Тем вечером реб Яворски напился и поднимал тосты за Джеки и других новобранцев, говорил, что они, как Маккавеи, спасают его народ и всех хороших людей. Нас навестили соседи со всего района — они входили и выходили, в конце концов, моя мать просто сгребла в охапку газеты, которыми застилала линолеум, чтобы не пачкался, и села за пианино. Она играла и старые произведения, вроде Шопена и вальсов, и новые песни, про девушек, которые ждали парней, что не вернулись домой, или парней, что все-таки вернулись. Пришла и Нора, как только освободилась — она работала в парфюмерном магазине.

Тогда это и случилось. Почти сразу после ее прихода.

Да, мы выпили чуточку вина. Джеки сказал, что уже привык к вину. В армии пивом поили бесплатно. Я тоже не был пьян. Нора была ирландкой, но Джеки расцеловал ее по нашему обычаю, в обе щеки.

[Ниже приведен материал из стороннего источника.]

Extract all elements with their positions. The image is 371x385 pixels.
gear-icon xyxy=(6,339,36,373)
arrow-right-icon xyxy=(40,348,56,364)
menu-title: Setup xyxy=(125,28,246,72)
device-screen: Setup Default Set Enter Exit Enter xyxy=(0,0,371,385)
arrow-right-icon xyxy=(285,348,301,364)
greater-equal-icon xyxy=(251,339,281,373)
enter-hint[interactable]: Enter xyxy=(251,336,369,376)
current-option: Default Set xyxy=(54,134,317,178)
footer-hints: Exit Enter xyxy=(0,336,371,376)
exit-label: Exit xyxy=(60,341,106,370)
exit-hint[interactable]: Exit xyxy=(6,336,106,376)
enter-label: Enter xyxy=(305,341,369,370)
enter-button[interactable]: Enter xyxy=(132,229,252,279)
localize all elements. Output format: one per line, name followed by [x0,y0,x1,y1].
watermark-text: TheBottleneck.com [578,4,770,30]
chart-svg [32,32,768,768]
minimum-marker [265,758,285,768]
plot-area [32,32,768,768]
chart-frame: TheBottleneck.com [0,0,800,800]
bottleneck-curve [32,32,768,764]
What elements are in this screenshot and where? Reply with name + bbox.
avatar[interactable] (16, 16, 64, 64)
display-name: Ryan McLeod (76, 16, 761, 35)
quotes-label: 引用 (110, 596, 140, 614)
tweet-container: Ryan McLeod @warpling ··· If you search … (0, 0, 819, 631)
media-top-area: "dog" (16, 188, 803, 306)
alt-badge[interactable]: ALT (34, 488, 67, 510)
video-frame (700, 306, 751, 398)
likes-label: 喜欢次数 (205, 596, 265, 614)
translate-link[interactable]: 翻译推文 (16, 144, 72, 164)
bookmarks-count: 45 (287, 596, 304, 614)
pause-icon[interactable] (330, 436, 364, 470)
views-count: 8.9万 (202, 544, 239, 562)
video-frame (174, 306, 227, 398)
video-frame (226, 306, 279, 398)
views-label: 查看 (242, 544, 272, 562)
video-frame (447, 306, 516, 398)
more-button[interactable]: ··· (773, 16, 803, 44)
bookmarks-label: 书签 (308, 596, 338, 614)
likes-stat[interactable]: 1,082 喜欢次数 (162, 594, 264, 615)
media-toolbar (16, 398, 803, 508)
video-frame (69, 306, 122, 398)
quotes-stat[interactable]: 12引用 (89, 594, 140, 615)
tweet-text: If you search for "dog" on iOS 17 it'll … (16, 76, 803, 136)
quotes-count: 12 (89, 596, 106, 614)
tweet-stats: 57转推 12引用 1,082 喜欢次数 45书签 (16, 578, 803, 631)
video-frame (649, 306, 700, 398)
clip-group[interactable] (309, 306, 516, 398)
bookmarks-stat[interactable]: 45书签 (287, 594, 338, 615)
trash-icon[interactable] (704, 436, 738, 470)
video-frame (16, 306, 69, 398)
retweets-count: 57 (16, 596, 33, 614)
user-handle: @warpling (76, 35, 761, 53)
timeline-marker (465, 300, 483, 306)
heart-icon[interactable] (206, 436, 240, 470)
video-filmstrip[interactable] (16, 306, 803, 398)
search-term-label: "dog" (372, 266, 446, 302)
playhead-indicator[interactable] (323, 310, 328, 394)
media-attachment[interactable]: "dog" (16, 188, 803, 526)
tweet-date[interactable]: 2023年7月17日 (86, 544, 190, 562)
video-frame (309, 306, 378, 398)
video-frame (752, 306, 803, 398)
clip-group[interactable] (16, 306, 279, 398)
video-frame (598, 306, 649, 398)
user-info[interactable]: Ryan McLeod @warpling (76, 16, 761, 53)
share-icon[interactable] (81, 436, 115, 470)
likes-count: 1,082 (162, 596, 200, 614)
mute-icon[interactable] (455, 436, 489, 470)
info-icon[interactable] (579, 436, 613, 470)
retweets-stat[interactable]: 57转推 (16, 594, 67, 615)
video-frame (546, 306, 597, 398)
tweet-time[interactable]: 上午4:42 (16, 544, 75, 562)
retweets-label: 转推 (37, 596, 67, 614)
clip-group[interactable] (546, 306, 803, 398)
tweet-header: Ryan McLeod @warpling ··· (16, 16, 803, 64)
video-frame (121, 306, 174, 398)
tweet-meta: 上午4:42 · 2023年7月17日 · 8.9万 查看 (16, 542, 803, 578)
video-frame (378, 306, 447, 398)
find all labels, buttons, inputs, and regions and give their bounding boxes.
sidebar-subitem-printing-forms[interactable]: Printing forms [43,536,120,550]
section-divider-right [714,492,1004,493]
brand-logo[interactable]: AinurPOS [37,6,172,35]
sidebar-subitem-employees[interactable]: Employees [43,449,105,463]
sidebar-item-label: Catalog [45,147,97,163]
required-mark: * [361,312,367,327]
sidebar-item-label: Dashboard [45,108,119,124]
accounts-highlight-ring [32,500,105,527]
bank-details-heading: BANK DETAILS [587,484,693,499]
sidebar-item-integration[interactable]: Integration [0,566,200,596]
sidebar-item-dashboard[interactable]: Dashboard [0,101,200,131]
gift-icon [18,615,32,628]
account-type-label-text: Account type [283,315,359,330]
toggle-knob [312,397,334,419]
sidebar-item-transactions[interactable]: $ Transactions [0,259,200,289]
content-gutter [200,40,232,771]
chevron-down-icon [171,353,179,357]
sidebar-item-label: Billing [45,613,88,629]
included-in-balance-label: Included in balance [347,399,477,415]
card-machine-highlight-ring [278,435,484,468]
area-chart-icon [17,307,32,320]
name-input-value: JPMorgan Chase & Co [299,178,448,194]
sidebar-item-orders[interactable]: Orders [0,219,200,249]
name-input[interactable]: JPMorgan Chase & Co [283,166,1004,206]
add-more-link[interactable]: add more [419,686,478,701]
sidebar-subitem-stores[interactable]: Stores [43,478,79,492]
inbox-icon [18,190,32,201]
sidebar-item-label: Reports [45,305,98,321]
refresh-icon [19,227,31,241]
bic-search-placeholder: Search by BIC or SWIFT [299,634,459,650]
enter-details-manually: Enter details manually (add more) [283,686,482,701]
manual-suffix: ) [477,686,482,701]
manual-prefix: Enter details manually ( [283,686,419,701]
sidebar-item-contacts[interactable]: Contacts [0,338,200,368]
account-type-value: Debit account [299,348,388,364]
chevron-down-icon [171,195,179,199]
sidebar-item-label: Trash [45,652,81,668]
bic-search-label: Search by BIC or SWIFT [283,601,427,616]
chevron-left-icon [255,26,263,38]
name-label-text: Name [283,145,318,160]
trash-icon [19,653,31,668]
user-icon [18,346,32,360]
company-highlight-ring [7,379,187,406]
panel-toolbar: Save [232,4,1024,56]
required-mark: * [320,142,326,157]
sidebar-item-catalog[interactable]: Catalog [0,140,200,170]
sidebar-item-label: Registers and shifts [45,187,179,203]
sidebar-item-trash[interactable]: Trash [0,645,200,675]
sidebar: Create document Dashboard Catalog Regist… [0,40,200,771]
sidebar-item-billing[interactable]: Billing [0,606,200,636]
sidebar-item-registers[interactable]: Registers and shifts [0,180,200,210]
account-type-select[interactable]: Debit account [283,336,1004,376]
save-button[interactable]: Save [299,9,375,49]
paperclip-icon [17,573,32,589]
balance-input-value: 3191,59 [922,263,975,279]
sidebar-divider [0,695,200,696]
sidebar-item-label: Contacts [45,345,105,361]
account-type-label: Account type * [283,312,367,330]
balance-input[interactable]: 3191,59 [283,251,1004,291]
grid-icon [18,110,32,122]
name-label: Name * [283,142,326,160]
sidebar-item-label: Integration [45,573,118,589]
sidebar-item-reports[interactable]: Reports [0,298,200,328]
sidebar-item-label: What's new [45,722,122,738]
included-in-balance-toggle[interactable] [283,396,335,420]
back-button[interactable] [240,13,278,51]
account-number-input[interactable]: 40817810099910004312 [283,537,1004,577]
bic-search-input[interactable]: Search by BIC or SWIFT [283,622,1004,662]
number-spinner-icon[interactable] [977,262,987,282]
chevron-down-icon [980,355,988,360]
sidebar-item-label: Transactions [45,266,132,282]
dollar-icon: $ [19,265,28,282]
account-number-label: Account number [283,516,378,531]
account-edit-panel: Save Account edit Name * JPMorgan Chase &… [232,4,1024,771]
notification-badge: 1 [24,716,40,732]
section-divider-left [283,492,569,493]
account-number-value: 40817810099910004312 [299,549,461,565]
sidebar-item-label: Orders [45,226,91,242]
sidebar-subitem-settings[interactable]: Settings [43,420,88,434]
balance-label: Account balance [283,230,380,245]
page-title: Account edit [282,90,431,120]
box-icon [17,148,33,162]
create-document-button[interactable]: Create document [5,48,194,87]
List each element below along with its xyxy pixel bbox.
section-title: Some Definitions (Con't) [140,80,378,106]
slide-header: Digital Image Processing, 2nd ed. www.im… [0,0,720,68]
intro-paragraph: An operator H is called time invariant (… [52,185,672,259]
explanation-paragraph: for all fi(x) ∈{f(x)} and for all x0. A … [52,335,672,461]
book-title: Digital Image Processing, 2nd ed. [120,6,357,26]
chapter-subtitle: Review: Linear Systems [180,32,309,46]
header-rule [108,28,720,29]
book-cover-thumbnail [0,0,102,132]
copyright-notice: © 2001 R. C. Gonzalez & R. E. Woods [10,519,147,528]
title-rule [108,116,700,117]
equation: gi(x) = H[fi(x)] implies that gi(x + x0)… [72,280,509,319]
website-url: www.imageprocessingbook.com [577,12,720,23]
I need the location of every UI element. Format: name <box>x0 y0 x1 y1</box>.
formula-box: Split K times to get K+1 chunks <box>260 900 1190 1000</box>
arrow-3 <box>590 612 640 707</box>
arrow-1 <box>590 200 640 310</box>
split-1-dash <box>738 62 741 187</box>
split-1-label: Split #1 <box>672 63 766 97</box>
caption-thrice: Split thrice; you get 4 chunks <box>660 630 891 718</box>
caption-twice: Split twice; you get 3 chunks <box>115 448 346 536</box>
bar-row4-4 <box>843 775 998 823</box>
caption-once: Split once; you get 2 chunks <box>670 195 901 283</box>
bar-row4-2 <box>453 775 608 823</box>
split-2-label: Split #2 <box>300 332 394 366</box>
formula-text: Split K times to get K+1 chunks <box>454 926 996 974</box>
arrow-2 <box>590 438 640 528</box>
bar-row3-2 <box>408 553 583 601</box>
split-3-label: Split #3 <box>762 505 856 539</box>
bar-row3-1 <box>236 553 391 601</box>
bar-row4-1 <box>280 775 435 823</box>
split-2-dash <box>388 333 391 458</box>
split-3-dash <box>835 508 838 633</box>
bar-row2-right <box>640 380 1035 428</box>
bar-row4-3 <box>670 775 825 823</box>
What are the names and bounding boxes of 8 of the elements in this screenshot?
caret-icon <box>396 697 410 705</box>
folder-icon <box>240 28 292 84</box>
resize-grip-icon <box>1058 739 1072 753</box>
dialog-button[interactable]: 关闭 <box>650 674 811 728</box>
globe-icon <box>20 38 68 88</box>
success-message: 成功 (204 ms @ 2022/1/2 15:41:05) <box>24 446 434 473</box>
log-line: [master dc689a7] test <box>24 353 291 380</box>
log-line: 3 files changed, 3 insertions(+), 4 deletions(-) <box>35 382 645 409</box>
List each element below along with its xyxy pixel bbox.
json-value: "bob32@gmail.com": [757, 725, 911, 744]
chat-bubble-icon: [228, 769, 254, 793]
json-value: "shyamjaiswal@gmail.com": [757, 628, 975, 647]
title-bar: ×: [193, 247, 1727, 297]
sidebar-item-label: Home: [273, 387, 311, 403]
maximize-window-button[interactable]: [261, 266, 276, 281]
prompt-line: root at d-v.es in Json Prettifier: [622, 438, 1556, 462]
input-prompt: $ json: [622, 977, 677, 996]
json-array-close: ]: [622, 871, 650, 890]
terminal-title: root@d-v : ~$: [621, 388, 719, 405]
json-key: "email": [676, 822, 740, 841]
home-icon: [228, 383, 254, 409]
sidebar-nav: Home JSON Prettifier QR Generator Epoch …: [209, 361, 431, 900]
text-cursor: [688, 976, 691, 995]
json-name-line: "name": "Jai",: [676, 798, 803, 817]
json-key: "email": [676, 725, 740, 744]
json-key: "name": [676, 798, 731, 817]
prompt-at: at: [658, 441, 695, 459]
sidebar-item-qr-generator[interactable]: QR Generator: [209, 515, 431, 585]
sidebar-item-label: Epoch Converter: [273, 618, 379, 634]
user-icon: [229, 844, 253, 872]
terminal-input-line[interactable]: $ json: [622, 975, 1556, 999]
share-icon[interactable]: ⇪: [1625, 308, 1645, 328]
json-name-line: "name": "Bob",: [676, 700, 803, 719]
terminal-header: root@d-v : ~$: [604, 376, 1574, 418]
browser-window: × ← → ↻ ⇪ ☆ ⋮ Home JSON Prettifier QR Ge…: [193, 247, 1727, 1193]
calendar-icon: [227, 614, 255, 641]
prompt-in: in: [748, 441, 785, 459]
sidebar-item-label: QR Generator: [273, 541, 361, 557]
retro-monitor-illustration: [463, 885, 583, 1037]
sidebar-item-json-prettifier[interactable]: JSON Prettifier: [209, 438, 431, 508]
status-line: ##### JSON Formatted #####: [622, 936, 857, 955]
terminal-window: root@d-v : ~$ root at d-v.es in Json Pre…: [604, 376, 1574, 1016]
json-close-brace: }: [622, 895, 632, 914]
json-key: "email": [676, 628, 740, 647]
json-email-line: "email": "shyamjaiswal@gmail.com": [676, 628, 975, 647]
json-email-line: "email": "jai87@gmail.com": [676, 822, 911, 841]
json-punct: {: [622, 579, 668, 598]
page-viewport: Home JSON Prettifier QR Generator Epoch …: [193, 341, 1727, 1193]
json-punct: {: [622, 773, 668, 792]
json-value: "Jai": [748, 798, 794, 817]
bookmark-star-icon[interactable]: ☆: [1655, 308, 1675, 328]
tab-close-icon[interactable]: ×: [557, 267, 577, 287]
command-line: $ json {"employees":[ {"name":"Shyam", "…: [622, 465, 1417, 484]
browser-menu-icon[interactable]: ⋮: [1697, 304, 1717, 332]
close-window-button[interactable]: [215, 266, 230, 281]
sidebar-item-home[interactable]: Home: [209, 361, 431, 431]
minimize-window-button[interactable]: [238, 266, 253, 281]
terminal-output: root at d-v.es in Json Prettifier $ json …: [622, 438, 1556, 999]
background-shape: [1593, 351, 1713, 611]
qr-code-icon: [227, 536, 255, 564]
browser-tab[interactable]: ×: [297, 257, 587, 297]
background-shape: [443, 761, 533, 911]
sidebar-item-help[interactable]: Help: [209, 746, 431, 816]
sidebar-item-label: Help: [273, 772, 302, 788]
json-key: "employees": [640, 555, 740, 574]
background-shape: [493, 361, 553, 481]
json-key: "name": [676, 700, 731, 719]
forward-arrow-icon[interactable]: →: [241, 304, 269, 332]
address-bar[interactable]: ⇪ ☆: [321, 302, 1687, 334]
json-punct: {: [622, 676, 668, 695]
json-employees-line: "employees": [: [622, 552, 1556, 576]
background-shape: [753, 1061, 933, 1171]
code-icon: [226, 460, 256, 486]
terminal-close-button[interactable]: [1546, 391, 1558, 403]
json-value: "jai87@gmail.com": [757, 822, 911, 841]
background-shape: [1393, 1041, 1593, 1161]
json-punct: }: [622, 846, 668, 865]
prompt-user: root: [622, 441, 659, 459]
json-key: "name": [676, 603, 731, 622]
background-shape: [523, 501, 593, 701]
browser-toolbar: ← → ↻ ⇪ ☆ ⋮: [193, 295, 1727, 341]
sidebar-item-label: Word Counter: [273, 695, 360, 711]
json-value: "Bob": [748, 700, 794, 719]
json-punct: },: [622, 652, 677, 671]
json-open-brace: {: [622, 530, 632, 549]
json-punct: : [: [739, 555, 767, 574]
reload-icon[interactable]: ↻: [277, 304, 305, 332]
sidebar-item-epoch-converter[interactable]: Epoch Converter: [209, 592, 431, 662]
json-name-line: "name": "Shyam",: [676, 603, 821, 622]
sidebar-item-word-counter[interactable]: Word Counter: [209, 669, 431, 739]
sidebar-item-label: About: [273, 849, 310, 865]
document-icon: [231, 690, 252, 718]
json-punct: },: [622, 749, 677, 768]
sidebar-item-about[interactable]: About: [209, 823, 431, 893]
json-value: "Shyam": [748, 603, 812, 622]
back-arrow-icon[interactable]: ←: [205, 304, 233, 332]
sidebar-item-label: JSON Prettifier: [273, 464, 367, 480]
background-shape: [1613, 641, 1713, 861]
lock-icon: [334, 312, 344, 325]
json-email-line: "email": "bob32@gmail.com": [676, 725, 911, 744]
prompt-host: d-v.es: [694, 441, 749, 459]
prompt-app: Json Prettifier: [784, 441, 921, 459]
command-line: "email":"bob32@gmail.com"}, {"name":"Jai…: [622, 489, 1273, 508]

— Позаботься о моем брате, пока я не вернусь, — сказал он. И кивнул Джоани, которая тогда училась в шестом классе, но явилась на ужин на высоких каблуках. — Маленькая Джоани, — сказал он.

— Тебе так идет форма, — сказала Нора.

Я жутко ревновал.

Черные волосы Норы были пострижены очень коротко по тогдашней моде, а ее глаза, как бывает у некоторых ирландцев, походили на взбаламученный после грозы пруд. Мама злилась, что меня зациклило на ирландках, но при виде этих глаз она таяла. У Джоани — такие же глаза.

Нора — теперь сестра Мэри Доминик, она удалилась от мирской жизни в бенедиктинский монастырь. Она могла быть и сестрой Элеанор Финниан, но не захотела. Видеться ей разрешается только с сестрами, отцом и матерью, и то раз в полгода, через зарешеченное окно. Нора ушла в монастырь в восемнадцать лет, той же весной. Но тогда, на ужине, она была просто красивой девушкой, любила смеяться и танцевать — такая же, как и четыре ее сестры. Их отец, Финниан-старший, не на шутку опасался, что не сможет выдать ее замуж, столько было в нашем пригороде Финниановых дочек. Никогда я не слышал от нее странных слов, ни до ни после того вечера. Лишь через несколько лет, когда мы вместе со всей семьей Финнианов присутствовали на ее пострижении и я увидел ее невестой Иисуса в чудном свадебном платье — она смотрела на меня, не на сестер, а на меня. Взгляд был такой, что мне показалась, будто она взяла меня двумя пальцами за кожу под подбородком и крепко ущипнула.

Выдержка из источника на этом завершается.